Yesterday Hillary loaned her campaign $5 million.
The Clinton majority was supposed to include most women, blacks, Hispanics and liberal men. But Barack Obama keeps gaining, and the coronation march has become a desperate holding action.
Blacks are going Obama’s way in huge numbers, as well they might, despite efforts of older black Democratic overseers to keep them on the Clinton plantation.
Men generally are deserting Clinton. Not just the liberals – the Kennedy’s, Kerry and others – but also the lunch bucket guys.
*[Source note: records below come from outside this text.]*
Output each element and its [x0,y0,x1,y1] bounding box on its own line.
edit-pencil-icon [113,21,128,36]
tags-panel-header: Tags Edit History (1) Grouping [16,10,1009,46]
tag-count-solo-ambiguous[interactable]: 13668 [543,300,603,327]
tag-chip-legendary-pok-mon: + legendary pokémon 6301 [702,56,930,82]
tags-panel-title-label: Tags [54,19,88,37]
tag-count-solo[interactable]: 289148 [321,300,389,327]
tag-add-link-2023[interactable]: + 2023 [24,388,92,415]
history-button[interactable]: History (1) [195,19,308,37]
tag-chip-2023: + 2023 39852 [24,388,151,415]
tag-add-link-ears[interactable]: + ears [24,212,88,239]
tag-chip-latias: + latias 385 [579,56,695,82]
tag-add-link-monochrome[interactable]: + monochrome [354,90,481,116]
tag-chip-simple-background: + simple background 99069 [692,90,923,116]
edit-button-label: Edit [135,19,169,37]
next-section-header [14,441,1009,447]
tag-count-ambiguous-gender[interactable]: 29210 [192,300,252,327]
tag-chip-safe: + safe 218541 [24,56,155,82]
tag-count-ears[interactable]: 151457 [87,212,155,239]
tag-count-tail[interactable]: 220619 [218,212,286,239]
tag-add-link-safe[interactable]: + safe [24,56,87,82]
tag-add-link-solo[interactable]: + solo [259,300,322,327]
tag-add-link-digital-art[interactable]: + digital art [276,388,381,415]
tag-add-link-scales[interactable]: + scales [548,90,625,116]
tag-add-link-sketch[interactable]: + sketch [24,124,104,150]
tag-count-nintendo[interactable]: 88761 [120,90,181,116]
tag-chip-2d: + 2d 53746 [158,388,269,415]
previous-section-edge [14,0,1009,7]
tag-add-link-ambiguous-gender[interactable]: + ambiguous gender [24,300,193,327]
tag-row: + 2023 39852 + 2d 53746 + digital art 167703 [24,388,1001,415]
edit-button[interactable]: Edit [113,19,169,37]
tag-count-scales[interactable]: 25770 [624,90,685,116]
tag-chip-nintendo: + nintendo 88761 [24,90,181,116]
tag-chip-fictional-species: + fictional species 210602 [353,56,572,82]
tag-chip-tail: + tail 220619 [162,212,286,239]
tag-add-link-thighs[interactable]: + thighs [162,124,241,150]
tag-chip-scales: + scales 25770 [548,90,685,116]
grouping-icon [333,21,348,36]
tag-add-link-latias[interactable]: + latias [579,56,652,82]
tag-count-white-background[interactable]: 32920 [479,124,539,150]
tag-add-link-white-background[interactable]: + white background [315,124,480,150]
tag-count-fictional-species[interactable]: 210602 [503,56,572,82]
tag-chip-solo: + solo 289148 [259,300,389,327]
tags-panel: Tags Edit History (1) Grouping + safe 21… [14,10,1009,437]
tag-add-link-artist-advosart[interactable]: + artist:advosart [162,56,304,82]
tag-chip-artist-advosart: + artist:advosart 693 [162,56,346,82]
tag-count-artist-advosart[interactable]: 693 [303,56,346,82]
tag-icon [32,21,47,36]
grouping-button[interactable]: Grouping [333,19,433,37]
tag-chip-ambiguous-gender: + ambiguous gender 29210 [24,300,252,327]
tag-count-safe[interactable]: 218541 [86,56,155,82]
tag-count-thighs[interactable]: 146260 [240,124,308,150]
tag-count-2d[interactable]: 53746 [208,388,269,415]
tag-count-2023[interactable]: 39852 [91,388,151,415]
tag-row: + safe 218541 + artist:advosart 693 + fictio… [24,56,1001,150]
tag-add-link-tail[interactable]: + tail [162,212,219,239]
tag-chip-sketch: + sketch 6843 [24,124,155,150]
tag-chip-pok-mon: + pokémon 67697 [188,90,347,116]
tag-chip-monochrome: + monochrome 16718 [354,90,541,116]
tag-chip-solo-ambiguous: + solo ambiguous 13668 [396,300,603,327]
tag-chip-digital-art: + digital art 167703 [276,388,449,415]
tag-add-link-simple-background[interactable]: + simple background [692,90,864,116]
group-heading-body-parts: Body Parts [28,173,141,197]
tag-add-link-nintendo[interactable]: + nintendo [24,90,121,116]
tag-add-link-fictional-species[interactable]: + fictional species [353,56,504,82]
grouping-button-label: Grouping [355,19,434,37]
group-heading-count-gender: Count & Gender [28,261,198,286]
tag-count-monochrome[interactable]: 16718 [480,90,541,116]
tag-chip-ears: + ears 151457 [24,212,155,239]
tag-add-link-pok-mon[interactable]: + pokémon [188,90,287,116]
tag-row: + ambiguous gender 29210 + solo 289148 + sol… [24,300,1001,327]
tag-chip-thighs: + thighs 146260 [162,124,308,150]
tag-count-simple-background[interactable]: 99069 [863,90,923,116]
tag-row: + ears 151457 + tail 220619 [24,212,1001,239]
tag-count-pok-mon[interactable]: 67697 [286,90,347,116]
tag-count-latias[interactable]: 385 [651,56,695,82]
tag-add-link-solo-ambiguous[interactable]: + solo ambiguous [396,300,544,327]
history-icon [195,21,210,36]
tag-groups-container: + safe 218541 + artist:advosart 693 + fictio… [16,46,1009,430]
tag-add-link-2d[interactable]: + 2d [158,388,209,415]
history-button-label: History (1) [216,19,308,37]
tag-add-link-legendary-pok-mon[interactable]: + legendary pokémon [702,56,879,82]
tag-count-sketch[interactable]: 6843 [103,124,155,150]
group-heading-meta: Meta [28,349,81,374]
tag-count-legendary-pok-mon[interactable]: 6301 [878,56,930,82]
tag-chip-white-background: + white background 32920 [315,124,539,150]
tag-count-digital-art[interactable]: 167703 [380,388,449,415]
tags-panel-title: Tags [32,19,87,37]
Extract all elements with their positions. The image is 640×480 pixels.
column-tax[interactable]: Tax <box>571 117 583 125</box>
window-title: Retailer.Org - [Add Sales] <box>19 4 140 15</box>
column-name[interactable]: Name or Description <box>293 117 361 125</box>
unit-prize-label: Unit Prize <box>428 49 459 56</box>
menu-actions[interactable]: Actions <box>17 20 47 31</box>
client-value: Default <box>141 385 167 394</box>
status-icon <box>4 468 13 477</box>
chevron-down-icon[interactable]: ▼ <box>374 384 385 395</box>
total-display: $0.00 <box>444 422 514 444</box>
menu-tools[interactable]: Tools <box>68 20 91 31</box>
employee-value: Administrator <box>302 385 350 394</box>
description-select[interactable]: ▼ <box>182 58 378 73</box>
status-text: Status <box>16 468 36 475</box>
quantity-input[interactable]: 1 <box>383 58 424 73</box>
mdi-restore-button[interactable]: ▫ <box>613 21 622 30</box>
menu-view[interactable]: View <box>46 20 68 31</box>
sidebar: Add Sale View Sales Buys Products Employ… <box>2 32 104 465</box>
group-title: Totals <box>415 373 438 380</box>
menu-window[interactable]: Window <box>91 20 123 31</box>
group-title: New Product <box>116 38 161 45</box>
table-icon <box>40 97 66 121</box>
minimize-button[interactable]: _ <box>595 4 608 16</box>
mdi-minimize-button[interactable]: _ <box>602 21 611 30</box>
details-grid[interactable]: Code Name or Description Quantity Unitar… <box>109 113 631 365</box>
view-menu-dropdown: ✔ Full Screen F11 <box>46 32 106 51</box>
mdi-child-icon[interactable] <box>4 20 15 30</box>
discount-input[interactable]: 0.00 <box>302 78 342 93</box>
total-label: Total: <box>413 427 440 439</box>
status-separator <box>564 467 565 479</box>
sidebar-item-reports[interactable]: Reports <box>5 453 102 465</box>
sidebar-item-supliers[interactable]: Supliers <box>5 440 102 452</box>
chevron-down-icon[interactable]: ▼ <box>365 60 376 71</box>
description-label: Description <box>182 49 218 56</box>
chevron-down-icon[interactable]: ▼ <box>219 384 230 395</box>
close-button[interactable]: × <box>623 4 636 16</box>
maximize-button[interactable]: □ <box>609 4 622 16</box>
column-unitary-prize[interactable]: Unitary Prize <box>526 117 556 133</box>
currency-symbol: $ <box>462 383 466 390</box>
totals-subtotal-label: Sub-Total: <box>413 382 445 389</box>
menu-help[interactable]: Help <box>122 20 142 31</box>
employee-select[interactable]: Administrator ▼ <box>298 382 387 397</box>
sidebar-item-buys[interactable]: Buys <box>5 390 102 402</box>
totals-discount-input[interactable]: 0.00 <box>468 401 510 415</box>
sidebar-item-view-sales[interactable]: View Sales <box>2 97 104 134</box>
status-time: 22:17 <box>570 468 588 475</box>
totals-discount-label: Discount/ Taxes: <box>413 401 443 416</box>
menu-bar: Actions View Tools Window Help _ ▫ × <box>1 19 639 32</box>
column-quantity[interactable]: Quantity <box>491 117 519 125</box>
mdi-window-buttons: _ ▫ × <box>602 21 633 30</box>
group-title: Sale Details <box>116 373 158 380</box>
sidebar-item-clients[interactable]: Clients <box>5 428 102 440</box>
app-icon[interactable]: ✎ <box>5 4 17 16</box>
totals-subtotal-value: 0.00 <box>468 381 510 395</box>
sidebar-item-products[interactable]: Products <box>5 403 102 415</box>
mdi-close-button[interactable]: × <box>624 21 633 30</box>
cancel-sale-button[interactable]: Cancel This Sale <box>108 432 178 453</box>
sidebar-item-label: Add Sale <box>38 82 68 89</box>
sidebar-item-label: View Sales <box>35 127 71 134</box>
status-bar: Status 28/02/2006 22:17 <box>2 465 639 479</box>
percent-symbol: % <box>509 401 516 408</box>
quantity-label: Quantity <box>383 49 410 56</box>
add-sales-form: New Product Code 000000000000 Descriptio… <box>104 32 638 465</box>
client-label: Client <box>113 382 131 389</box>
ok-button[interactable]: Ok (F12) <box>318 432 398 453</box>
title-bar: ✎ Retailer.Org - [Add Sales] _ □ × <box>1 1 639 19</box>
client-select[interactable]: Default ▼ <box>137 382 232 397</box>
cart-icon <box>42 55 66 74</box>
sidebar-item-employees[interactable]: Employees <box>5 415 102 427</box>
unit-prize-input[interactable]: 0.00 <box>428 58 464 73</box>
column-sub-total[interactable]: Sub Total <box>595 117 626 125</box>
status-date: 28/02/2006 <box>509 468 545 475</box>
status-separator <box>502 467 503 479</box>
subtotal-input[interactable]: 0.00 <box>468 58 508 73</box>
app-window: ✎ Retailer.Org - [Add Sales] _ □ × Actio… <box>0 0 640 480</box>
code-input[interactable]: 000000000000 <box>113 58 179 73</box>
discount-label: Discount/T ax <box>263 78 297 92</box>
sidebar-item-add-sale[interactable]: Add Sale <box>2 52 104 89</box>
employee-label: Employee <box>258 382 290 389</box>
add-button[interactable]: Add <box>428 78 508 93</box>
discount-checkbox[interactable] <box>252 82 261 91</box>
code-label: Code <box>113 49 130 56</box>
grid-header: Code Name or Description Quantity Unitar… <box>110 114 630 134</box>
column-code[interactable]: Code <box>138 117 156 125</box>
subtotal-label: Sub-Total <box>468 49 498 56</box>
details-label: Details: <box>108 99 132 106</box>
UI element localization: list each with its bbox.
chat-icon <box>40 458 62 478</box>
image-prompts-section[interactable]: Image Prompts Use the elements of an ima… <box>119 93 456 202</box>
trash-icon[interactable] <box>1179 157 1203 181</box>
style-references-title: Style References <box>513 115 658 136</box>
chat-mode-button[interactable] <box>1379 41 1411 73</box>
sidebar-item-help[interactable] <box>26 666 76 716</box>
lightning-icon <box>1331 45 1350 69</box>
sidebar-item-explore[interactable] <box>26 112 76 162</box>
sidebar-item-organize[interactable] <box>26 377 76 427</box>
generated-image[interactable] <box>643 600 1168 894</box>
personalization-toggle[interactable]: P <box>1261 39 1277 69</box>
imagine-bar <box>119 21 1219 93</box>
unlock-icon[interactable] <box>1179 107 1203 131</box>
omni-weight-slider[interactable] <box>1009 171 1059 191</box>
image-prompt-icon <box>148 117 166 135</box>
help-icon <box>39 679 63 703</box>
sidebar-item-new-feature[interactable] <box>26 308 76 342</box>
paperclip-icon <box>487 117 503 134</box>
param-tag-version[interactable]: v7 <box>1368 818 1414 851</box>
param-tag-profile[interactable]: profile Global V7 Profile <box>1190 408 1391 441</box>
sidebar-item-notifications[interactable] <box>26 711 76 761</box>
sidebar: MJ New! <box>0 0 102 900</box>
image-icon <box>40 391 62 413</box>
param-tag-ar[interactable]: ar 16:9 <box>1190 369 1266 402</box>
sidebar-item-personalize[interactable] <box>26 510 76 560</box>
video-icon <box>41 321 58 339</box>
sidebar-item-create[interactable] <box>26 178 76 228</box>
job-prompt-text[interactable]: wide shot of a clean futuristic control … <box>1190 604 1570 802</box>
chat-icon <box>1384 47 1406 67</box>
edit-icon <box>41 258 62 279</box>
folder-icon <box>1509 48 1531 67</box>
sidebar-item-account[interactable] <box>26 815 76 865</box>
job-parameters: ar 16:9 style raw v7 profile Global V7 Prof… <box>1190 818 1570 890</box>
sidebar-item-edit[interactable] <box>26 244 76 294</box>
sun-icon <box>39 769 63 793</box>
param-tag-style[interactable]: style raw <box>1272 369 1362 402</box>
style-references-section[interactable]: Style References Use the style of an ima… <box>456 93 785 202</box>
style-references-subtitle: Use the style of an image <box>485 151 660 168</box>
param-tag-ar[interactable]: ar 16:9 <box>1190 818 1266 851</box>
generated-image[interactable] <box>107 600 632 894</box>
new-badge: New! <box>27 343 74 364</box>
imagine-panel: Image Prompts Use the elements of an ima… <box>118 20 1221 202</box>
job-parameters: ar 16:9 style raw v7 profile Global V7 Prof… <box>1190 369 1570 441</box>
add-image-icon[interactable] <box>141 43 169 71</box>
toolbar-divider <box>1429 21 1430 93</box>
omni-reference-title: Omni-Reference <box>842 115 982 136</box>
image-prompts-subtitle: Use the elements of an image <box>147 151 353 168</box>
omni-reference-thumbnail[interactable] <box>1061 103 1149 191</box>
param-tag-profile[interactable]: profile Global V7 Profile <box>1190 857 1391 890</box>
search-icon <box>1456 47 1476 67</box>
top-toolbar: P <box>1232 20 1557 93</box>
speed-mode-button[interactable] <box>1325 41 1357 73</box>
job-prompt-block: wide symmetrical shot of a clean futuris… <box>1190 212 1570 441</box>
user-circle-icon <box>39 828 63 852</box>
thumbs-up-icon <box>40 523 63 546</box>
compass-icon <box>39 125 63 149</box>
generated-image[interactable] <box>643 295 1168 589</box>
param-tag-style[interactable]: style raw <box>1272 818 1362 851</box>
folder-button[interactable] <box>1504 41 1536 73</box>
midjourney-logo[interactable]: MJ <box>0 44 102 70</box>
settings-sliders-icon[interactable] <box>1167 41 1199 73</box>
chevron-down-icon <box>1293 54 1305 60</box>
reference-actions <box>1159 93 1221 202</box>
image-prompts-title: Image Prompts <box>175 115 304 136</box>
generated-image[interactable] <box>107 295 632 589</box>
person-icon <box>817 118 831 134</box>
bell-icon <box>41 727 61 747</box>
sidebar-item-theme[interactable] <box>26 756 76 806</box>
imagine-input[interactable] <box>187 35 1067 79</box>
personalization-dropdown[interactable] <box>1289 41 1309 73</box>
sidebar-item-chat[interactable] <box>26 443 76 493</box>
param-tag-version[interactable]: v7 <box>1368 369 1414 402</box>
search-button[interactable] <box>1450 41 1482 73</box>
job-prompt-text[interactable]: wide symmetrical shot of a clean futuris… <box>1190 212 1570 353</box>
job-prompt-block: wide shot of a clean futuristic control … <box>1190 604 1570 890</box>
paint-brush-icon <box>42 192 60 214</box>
Obama was wise to give a nod to the legacy of Ronald Reagan, and Clinton was unwise to heap scorn upon him for doing so, the kind of scorn reserved for George Bush. Ronald Reagan is not George Bush.
More important, a lot of male Democrats voted for Ronald Reagan, twice.
And the Clinton base among women has been reduced to mostly older white women, and that is being offset by the legions of young voters of both genders and all races that Obama has attracted.
What to do?
The first tactic was for Hillary to stay on message, deploy the surrogates to rough up Obama, and then send in Bill to divide Hispanics against blacks.
It didn’t work well enough. The news out of Super Tuesday is that Obama is gaining. The Clinton campaign is short of cash. This has to stop.
What to do?
The answer has been telegraphed by the Clinton campaign. The much vaunted but somewhat suspect Clinton claim to the experience that makes Hillary “ready on day one” needs to be demonstrated. It is no accident that in recent days the experience that Hillary is now trumpeting is her ability to withstand the feared REPUBLICAN ATTACK MACHINE.
The Clintons are about to gear up their attack machine, hoping to bait Obama sufficiently to give Hilary the chance to say, “See? If he can’t take the heat from fellow Democrats and friends, he’ll never survive the general election against the unscrupulous Republican enemy.”
It will be one more demonstration of character on the part of the Clinton’s, and a test of Obama’s character to see if he can finesse them.